Speaker Series: Mugambi Jouet

Law, University of Southern California
Abortion and American Exceptionalism
Hybrid: Virtual/In-Person (ABF Offices, 750 N Lake Shore Drive, 4th Floor Chicago, IL)

Why is abortion being recriminalized in the United States in sharp contrast to the historical evolution of reproductive rights? This presentation will explore how abortion exemplifies American exceptionalism in the original sense of the phrase that America is an “exception,” especially within the Western world. Yet exceptionalism should not be misunderstood as historical determinism or cultural essentialism. By the early 1970s, America was converging with peer Western democracies in liberalizing abortion. This process of convergence was ultimately halted by the mounting influence of the U.S. pro-life movement in an age when tolerance or support for reproductive rights increasingly became the norm abroad.

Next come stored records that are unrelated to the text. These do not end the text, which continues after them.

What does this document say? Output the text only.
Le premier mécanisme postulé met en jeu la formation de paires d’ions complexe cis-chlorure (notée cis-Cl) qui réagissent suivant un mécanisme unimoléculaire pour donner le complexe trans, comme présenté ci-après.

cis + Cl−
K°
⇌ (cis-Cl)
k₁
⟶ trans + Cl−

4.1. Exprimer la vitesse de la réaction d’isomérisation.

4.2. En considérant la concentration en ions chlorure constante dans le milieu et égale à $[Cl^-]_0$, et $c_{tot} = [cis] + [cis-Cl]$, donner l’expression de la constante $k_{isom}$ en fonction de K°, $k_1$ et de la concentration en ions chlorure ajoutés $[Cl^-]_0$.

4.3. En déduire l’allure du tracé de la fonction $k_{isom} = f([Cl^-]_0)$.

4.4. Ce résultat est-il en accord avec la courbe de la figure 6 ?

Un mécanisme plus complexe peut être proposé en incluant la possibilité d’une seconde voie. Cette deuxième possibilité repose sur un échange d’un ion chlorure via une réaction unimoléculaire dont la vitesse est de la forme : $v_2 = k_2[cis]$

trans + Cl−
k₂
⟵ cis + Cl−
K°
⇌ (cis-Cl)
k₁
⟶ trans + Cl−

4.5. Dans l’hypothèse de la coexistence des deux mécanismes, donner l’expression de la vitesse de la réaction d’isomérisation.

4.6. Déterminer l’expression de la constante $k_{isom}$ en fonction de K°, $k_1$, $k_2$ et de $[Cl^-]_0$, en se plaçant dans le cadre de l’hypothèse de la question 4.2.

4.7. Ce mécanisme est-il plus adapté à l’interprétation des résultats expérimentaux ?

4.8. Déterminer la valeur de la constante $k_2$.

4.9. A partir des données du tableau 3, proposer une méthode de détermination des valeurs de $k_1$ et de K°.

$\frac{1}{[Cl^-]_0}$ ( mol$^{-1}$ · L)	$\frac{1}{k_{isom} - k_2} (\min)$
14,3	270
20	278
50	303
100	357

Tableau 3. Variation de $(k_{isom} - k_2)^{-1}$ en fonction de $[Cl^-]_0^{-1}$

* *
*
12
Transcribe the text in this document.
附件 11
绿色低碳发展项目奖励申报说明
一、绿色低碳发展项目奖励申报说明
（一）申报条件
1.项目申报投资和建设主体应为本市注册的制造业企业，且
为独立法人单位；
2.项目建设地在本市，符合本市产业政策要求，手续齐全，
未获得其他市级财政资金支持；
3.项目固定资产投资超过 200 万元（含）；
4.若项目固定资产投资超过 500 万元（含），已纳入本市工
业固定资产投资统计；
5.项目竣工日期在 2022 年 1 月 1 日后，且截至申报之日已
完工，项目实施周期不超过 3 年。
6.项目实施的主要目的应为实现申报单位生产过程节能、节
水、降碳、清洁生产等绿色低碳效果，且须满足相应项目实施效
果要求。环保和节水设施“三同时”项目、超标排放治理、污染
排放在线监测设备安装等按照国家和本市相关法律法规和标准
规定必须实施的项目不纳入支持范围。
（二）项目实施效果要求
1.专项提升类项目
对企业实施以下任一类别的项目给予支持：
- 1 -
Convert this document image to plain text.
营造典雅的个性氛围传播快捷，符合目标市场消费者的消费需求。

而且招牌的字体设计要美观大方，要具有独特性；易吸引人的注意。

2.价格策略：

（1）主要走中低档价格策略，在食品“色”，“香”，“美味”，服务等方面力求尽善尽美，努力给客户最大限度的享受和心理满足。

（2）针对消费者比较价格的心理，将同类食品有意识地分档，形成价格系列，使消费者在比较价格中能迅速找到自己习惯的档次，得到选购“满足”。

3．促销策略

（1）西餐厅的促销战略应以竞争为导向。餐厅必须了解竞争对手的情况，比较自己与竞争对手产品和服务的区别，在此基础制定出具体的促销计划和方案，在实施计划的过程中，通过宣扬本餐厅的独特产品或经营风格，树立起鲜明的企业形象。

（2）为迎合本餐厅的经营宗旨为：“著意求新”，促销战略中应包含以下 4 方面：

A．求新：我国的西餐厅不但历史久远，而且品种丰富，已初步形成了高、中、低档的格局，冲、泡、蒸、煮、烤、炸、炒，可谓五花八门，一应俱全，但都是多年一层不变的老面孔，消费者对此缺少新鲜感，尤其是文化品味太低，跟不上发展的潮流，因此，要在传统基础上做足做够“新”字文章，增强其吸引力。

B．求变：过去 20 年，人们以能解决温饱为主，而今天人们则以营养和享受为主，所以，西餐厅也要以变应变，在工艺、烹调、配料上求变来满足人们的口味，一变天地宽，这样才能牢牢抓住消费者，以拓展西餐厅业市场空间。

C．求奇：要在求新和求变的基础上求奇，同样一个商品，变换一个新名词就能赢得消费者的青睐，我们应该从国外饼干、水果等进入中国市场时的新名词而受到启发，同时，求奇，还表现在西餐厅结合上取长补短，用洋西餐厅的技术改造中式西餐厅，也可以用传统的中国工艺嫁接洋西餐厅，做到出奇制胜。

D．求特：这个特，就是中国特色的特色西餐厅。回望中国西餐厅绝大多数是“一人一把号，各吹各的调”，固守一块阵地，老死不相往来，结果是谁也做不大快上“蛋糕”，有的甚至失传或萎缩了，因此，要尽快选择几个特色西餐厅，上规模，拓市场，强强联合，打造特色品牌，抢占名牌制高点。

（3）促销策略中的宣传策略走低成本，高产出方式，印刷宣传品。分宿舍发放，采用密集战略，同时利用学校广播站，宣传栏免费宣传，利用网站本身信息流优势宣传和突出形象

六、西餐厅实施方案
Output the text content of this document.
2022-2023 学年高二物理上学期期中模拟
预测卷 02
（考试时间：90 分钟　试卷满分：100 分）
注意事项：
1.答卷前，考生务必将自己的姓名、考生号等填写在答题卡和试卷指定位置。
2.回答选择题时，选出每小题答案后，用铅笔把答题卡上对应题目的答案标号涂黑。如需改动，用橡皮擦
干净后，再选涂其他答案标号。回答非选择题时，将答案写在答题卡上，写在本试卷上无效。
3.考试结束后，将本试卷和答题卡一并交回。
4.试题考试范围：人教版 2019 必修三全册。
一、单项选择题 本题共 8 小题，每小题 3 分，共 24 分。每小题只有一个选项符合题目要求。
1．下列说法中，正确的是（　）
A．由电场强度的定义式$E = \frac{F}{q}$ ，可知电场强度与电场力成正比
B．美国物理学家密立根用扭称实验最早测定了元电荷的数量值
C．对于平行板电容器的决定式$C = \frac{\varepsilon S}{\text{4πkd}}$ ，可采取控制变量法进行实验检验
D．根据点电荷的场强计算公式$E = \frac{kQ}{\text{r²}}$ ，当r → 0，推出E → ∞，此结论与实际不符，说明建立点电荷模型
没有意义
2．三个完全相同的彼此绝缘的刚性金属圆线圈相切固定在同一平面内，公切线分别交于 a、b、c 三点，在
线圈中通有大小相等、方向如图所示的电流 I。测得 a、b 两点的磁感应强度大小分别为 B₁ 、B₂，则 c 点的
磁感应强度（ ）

While abortion is often analyzed in isolation, this multidisciplinary article focuses on its interrelationship with wider features of American exceptionalism. A distinctive religious landscape sheds light on the intensity of opposition to abortion among the substantial minority of Americans who share a traditionalist worldview. This unique social environment has contributed to the resilience of the U.S. anti-abortion movement, which has an outsized impact due to the exceptional weight of lobbying by special interests over American government. Organized opposition to abortion instead declined elsewhere in the West concurrently with the decline of organized religion, especially traditionalist conceptions of Christianity. Modern America is now an outlier, refighting and relitigating an endless battle over abortion.

To register, contact Sophie Kofman at skofman@abfn.org


Mugambi Jouet’s research focuses on American exceptionalism, criminal justice, and comparative history from a multidisciplinary perspective. He is an expert on the distinctive historical evolution of American law, government, and sociopolitical culture compared to other Western democracies.

His scholarship has notably analyzed the death penalty, mass incarceration, juvenile justice, guns, abortion, and the historiography of key concepts, from “American exceptionalism” to the “Western world.” In 2022, he won the Brophy Prize for the article that “most significantly breaks new ground and adds new insights to the study and understanding of United States legal history.” In 2025, he received the William A. Rutter Distinguished Teaching Award.